Good blog articles about async error handling?

I am looking for a good article that discusses the change in mindset when approaching error handling for async background jobs, for people who have only worked on sync web requests.

Hi, @kanishka!
You mention both background jobs and web-requests in the subject. What sort of a problem you want figure out how to test idiomatically?

Web requests are tested in isolation from each other. If you do background jobs using, say, Oban - it provides with helpers and nice guides documented on testing Introduction to Testing — Oban v2.14.0.

Also keep in mind, each process by itself is “single threaded”. So in isolation it’s straight forward how to test them. When the unit that’s being tested involves other processes - then 2 things come to my mind:

  1. Use Tasks whenever possible because it automatically provides with Ancestor and Caller Tracking. Some popular libraries make use of it to help with testing (e.g. Ecto and Mox)
  2. Pass messages between processes to synchronize them for tests. That might require some thoughts put to architecting GenServers upfront. @TylerAYoung gave a talk on that ElixirConf 2021 - Tyler Young - Architecting GenServers for Testability - YouTube

My concern currently is not about testing background jobs, although I enjoy that topic.

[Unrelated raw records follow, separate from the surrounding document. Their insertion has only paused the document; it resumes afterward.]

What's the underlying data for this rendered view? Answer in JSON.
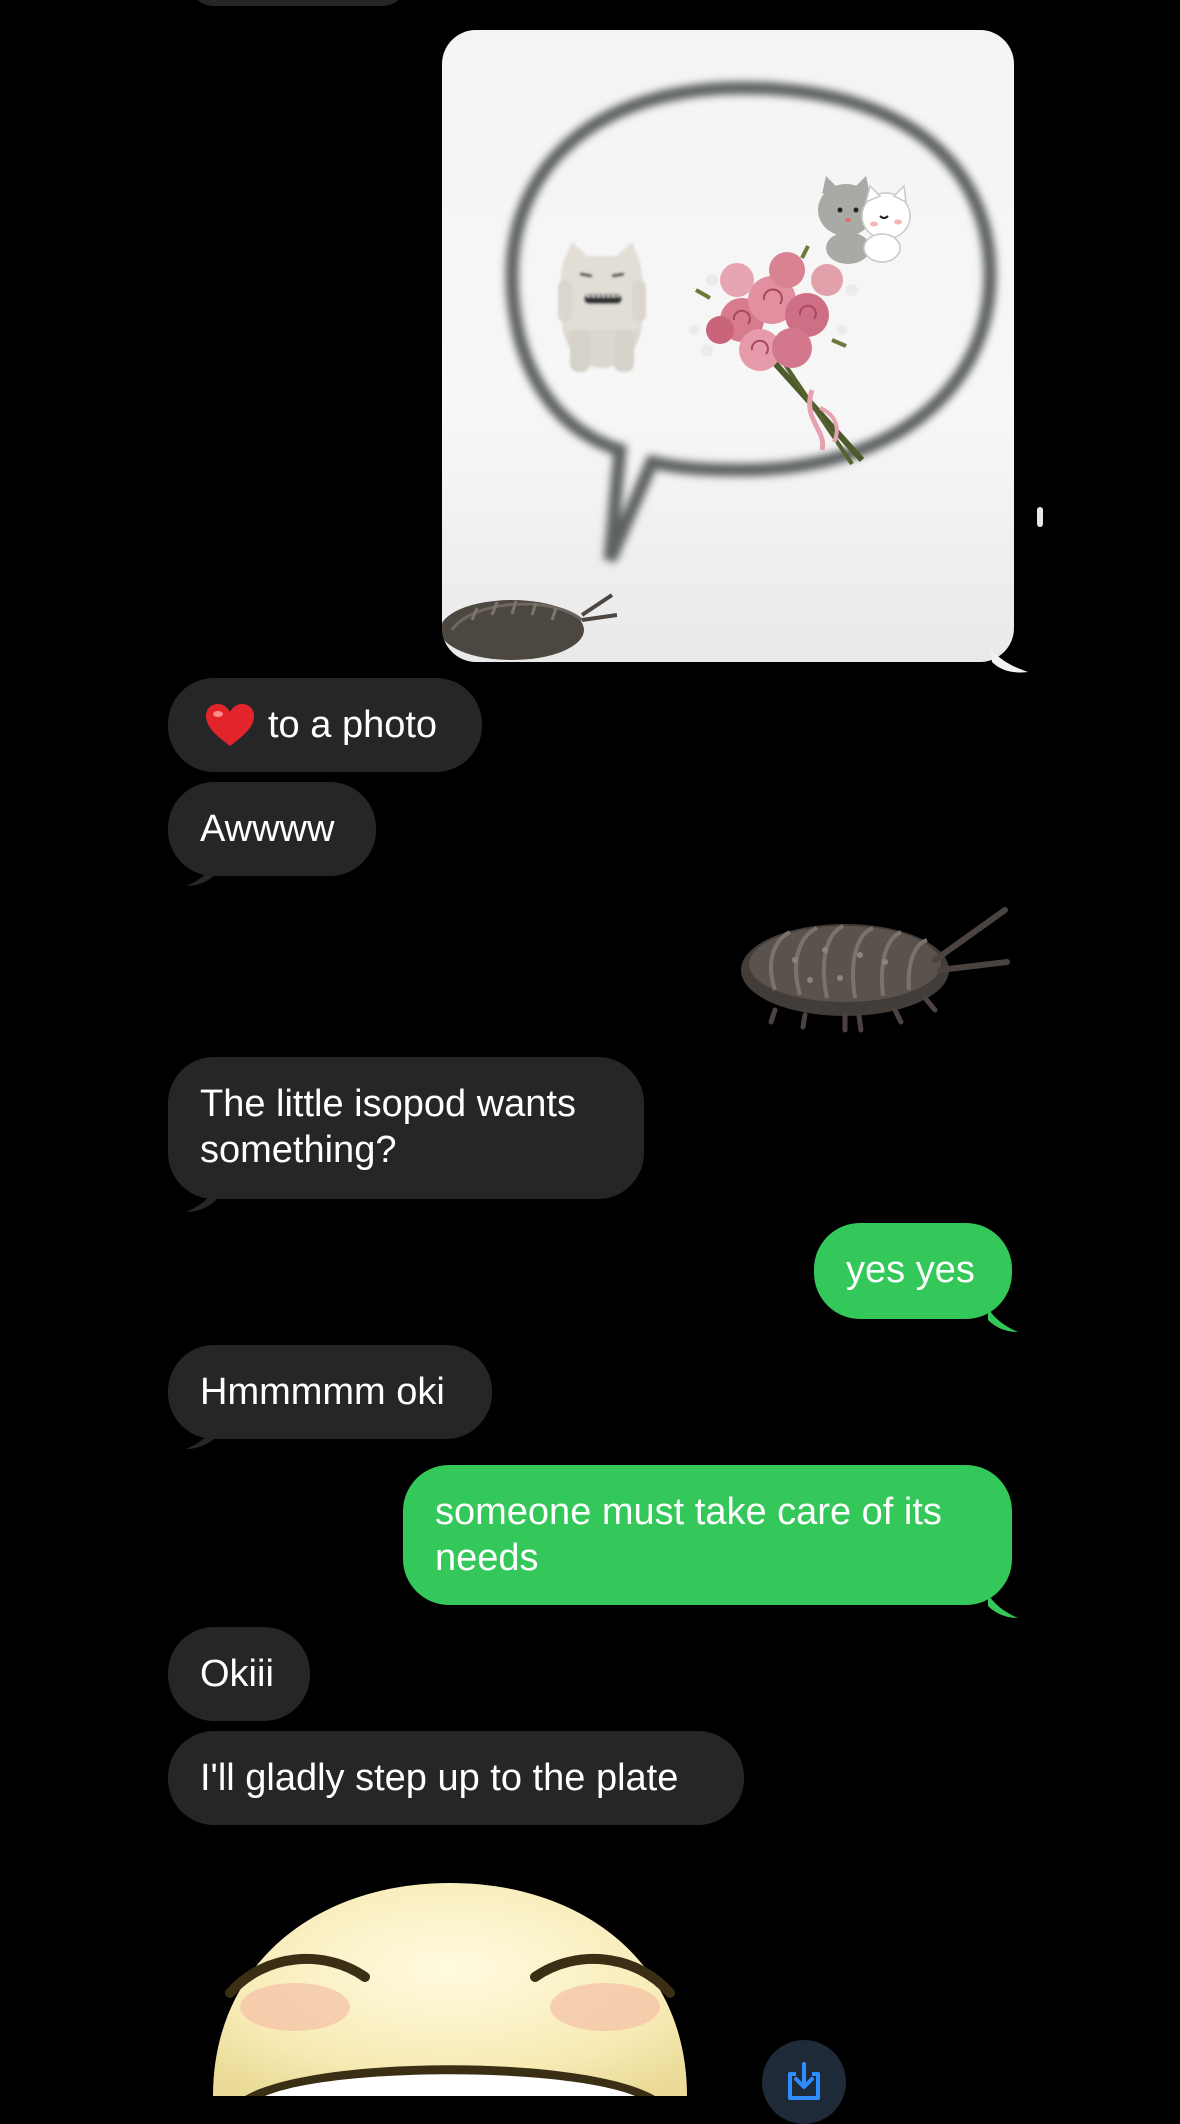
{
  "messages": [
    {
      "id": "m1",
      "side": "in",
      "text": "to a photo",
      "reaction": "heart-emoji"
    },
    {
      "id": "m2",
      "side": "in",
      "text": "Awwww"
    },
    {
      "id": "m3",
      "side": "in",
      "text": "The little isopod wants something?"
    },
    {
      "id": "m4",
      "side": "out",
      "text": "yes yes"
    },
    {
      "id": "m5",
      "side": "in",
      "text": "Hmmmmm oki"
    },
    {
      "id": "m6",
      "side": "out",
      "text": "someone must take care of its needs"
    },
    {
      "id": "m7",
      "side": "in",
      "text": "Okiii"
    },
    {
      "id": "m8",
      "side": "in",
      "text": "I'll gladly step up to the plate"
    }
  ],
  "stickers": [
    "isopod-sticker",
    "grinning-face-sticker"
  ],
  "photo": {
    "contents": [
      "speech-bubble-outline",
      "cats-hugging-sticker",
      "monster-plush",
      "rose-bouquet",
      "isopod"
    ]
  },
  "colors": {
    "background": "#000000",
    "incoming": "#262629",
    "outgoing": "#34c759",
    "text": "#ffffff"
  },
  "icons": {
    "download": "download-icon",
    "heart": "heart-emoji"
  }
}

I am finding that when I see developers implement their first background job after working on web requests exclusively for two years, that the developers don’t seem to focus on the retry behavior or consider how the job will behave when it encounters failures. I am trying to find articles to highlight the failures to keep in mind and expect, as the developers implement their first background job. In a web request setting, ignoring failures and just assuming the backend will forward an error to front end and the user will retry when they observe the error has been sufficient for their work, but I don’t think the same approach to background jobs will work out okay.